Understanding the standard form equation of an ellipse provides a solid foundation for analyzing its geometric properties. In essence, the standard form is a specific representation of the ellipse that allows it to be graphed and understood algebraically. The formula is given by \[\begin{equation} \frac{(x - h)^2}{a^2} + \frac{(y - k)^2}{b^2} = 1 \end{equation}\]where

• \((h, k)\) represents the coordinates of the center of the ellipse,
• \(a\) is the length of the semi-major axis,
• \(b\) is the length of the semi-minor axis.

In the example provided, the standard form equation is \[\begin{equation} \frac{x^2}{100} + \frac{(y + 4)^2}{9} = 1 \end{equation}\]indicating our ellipse is centered at the point (0, -4), with a major axis of length 10 (hence, the semi-major axis is 5) and a minor axis of length 6 (semi-minor axis being 3). Note that the denominators of the equation, 100 and 9, are the squares of the lengths of the semi-axes. It should also be observed that when the values of \(x\) or \(y\) are set equal to the center coordinates, we get either the major or minor axis, indicating the tight link between the algebraic and geometric components of the ellipse.
By analyzing the standard form equation, one can determine the shape, location, and orientation of the ellipse with respect to its axes.

When it comes to graphing ellipses, polar coordinates offer an alternative method to express points on a plane using distance from a reference point and an angle from a reference direction. Unfortunately, an ellipse does not have a straightforward representation in polar coordinates like a circle does. However, if one needs to graph an ellipse in polar coordinates, it should be done by converting the parametric equations or the Cartesian coordinates into polar coordinates — a process which involves trigonometry and might not result in a standard simple polar equation. For our ellipse centered at (0, -4) with a major axis length of 10 and a minor axis length of 3, we'd need to use the relationship between Cartesian and polar coordinates, where \(x = r\text{{sin}}(\theta)\) and \(y = r\text{{cos}}(\theta)\), and apply the necessary shifts and transformations to accurately depict the ellipse in a polar plane.

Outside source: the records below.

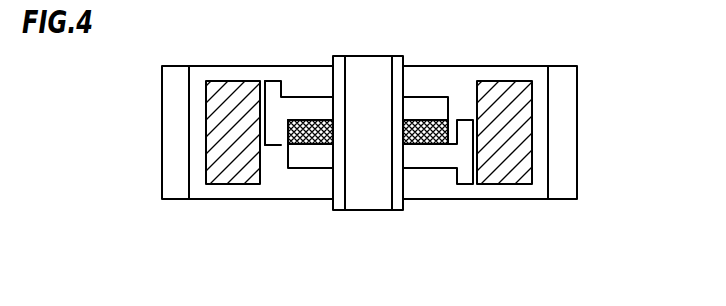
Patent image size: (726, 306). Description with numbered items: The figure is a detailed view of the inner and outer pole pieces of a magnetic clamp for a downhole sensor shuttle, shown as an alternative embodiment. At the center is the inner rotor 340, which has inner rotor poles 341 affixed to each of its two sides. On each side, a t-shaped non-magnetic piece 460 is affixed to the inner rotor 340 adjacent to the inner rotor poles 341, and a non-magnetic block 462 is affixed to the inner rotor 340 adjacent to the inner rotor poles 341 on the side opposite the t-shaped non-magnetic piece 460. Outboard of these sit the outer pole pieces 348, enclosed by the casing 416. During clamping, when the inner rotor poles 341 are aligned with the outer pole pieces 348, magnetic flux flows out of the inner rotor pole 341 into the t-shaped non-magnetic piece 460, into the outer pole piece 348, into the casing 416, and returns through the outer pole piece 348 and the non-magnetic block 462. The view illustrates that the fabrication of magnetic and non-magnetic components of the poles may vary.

The inner rotor 340 is at (356, 211).
The inner rotor poles 341 is at (303, 117).
The outer pole pieces 348 is at (204, 106).
The casing 416 is at (563, 107).
The t-shaped non-magnetic piece 460 is at (273, 148).
The non-magnetic block 462 is at (429, 103).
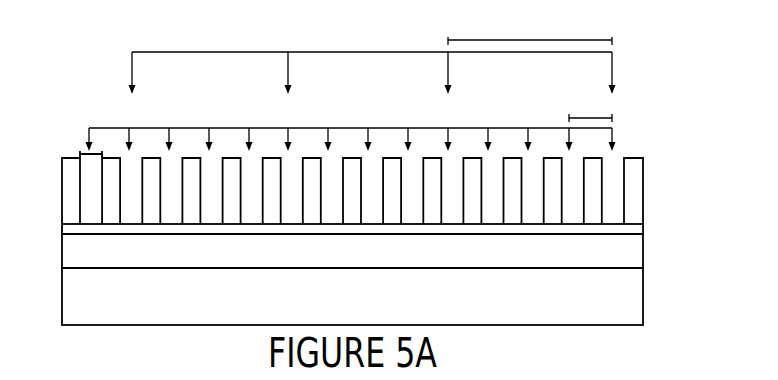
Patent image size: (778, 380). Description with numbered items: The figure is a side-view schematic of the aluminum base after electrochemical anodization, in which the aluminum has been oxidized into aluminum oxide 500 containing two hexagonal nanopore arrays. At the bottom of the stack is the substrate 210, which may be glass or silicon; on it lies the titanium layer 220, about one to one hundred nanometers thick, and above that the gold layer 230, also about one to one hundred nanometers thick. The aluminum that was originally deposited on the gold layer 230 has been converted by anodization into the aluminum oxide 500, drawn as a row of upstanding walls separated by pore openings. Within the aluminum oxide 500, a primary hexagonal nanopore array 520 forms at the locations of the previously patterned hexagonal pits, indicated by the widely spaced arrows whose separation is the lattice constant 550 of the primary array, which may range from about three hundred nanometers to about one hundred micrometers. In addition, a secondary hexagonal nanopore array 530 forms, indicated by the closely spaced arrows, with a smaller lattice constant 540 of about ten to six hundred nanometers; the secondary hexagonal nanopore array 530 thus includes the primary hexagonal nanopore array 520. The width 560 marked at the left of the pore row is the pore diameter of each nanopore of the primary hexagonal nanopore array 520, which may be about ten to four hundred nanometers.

The substrate 210 is at (637, 292).
The titanium layer 220 is at (637, 250).
The gold layer 230 is at (637, 229).
The aluminum oxide 500 is at (643, 190).
The primary hexagonal nanopore array 520 is at (344, 52).
The secondary hexagonal nanopore array 530 is at (190, 128).
The lattice constant of the secondary hexagonal nanopore array 540 is at (590, 106).
The lattice constant of the primary hexagonal nanopore array 550 is at (530, 29).
The width of nanopores of the primary hexagonal nanopore array 560 is at (86, 153).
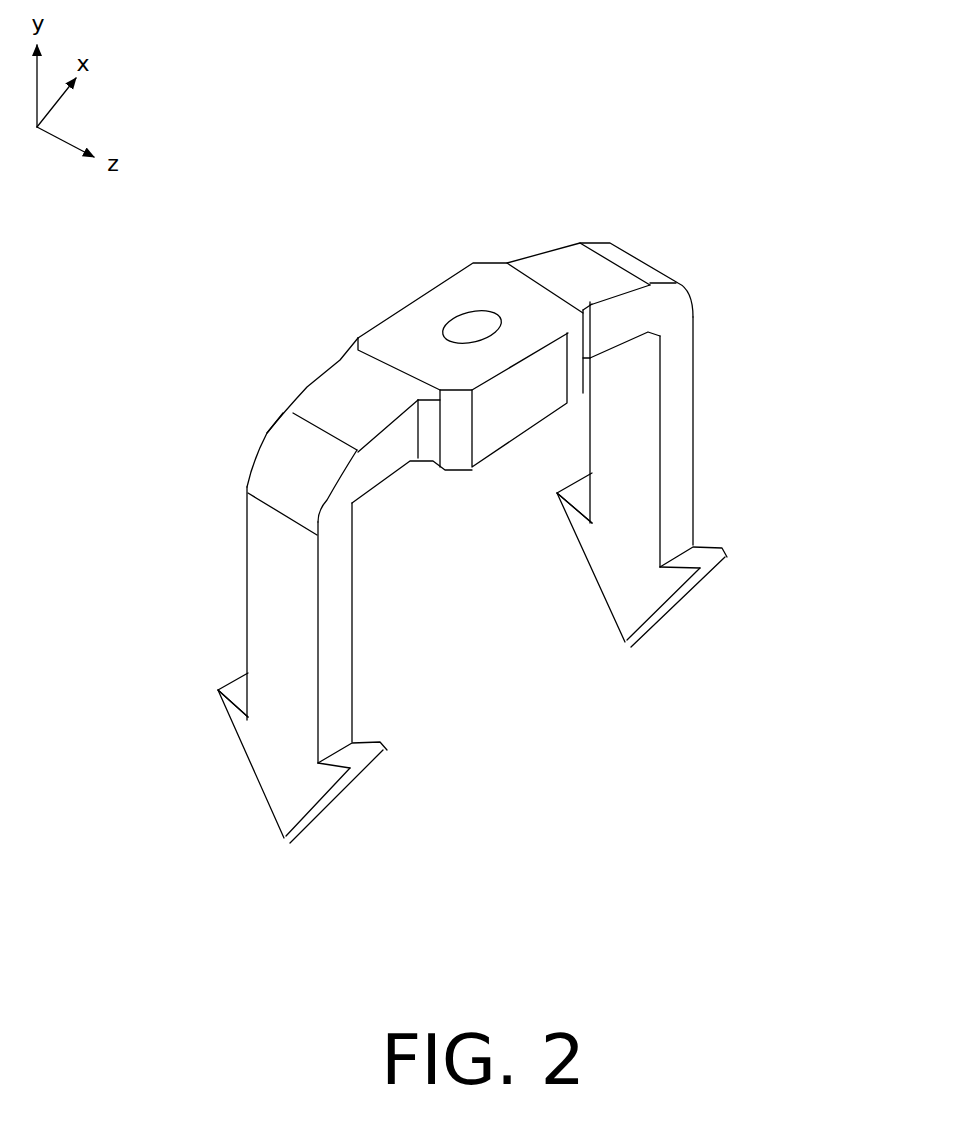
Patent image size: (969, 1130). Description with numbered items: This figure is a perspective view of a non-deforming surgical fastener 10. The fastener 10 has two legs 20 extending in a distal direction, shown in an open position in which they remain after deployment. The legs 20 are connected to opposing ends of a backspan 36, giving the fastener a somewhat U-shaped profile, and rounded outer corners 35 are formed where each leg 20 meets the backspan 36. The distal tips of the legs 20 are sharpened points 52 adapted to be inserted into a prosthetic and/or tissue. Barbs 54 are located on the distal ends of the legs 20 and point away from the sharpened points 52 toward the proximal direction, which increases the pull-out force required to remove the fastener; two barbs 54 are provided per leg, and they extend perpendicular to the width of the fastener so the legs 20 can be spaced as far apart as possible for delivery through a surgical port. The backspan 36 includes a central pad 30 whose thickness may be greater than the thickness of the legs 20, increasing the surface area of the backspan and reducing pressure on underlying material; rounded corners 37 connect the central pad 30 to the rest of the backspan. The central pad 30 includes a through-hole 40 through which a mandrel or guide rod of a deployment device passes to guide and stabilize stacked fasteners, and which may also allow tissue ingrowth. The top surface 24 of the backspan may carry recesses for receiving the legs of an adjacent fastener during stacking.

Ensuring a comprehensive understanding of ellipses can further be enhanced by describing them through parametric equations. Parametric equations give each coordinate a separate expression, related by an independent parameter, usually denoted as \(t\text{—time}\). These equations are particularly useful when the shape to be described exhibits symmetry, as is the case with ellipses. For the ellipse in the example, which is centered at (0, -4) and has axes lengths of 10 (major) and 3 (minor), the parametric equations in terms of a counter-clockwise rotation are given as: \[\begin{equation} x(t) = 10\text{{sin}}(t) \end{equation}\] and\[\begin{equation} y(t) = -4 - 3\text{{cos}}(t) \end{equation}\]The parameter \(t\) traces the ellipse as it varies from 0 to \(2\text{{pi rad}}\), completing a full rotation around the ellipse. This parametric description is invaluable when needing to calculate specific points along the ellipse at given times or when working with motion and trajectories in physics. The sine and cosine functions ensure the x and y values correspond to points on our ellipse as they inherently satisfy the standard form equation when \(t\) is varied.